Giusto per tua informazione, ho buttato via di recente la spada di legno con cui stavo quasi per ucciderti. Ecco una foto, tanto per ricordarlo:

Ti ho incolpato per le sofferenze che ho dovuto sopportare e ti consideravo un uomo senza spina dorsale, debole. Per me lo sei ancora, perché non riesci nemmeno a trovare il coraggio di chiedermi scusa come si deve e di ammettere i tuoi fallimenti come padre e protettore. Ti ci sono voluti 28 anni e una minaccia di morte da parte di tuo figlio per fare la cosa giusta.
Avresti potuto evitare tanta sofferenza, ma non l’hai fatto, perché non hai avuto il coraggio di prendere decisioni difficili, aggrappandoti a quella strana idea di ciò che ritenevi fosse una «famiglia completa». Beh, guarda la famiglia che hai costruito. Sei orgoglioso di ciò che hai realizzato e della tua eredità? Voglio dirti che avrei voluto che avessi divorziato il prima possibile, ma invece hai permesso a tua moglie di maltrattarmi e non hai fatto nulla. Ci sono state molte volte in cui ho pensato che la mia vita sarebbe stata migliore se l’avessi picchiata a morte e fossi finito in prigione. Da voi due non ho imparato altro che cosa non diventare.
Detto questo, in fondo so che sei una brava persona, anche se forse non molto saggia, e mi dispiace che tua moglie abbia tirato fuori il peggio di te.
Quando ci siamo rivisti brevemente qualche anno fa, mentre ero in vacanza a Jeju, e mi hai raccontato che avevi rischiato di morire per un’influenza e che avevano dovuto evacuarti per motivi medici, ho pianto per te. Spero che questo ti sia di qualche conforto. So che il giorno dopo tutto è tornato al punto di partenza e che ti ho detto delle cose davvero brutte. Ti chiedo scusa. Mi sono arrabbiata perché non volevo sentirmi dire "vai avanti" da nessuno di voi, quando nessuno ha nemmeno riconosciuto la sofferenza che ho passato. Nessuno di voi aveva il diritto di dirmi "vai avanti".
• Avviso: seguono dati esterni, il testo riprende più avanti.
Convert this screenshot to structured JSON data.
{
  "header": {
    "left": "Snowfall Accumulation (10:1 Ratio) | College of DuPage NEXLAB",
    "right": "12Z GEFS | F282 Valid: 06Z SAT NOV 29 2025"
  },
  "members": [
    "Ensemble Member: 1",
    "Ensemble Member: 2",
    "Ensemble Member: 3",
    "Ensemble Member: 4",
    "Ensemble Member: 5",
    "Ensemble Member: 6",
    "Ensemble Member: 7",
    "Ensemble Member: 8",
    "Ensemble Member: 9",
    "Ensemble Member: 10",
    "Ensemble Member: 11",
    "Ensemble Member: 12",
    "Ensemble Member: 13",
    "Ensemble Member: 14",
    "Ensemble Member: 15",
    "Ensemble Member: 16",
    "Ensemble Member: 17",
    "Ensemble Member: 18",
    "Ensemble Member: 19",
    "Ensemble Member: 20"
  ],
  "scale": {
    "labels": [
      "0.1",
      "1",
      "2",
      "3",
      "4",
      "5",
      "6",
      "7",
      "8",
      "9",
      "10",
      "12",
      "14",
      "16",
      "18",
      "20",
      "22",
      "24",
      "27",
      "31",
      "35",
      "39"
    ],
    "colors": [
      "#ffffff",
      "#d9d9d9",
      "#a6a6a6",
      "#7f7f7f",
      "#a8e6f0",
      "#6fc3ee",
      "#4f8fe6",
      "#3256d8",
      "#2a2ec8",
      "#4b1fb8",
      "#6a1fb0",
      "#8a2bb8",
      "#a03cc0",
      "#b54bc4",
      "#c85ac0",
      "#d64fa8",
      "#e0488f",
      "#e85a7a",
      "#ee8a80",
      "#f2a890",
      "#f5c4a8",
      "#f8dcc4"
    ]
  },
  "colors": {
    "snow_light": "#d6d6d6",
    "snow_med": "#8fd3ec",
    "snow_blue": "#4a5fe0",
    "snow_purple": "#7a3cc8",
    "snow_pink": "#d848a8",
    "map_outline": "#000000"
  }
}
A proposito, ho cambiato nome e anche cognome. L’ironia del mio vecchio nome, 詹孝严, era che avrebbe dovuto significare “rispettare il padre”, ma il carattere 孝 significa anche “piangere la morte di qualcuno”. Il mio nuovo nome suona ancora allo stesso modo, e il significato che racchiude è che tutti mi guarderanno come un esempio da seguire.
Spero che tu possa trascorrere il resto della tua vita felice e in salute, insieme alla tua nuova moglie, che spero sia migliore. Aspetta, chi voglio prendere in giro? Ma certo, la tua nuova moglie è migliore.
Mamma:
Caspita, da dove comincio? Questa parte è dedicata a te, ed è l’unica che ho scritto senza versare una lacrima. È un peccato che tu non possa capire nulla di tutto questo a causa delle barriere linguistiche, e dubito fortemente che questa lettera ti arriverà, perché so che tua figlia vorrà proteggerti. Ma eccola qui comunque.
Prima di iniziare, vorrei solo ringraziarti per esserti preso cura di me, per aver cucinato per me e per avermi assistito quando ero malato. Ci sono stati momenti in cui sono stato felice di averti al mio fianco, ma, soprattutto, avrei preferito non averti.
Siamo cresciuti molto uniti. Ti tenevo sempre per mano quando uscivamo. Pensavo che il nostro legame fosse speciale a causa delle circostanze della nostra famiglia. Volevo proteggerti da papà. Ricordo persino le volte in cui piangevo perché temevo che non ci saresti più stato. Ma alla fine ho capito che si trattava di un legame traumatico malsano. Il nostro rapporto ha iniziato a precipitare in una spirale contorta e tossica per ragioni che non capisco. Stavo semplicemente entrando in nuove fasi della vita, sperando che qualcuno mi guidasse.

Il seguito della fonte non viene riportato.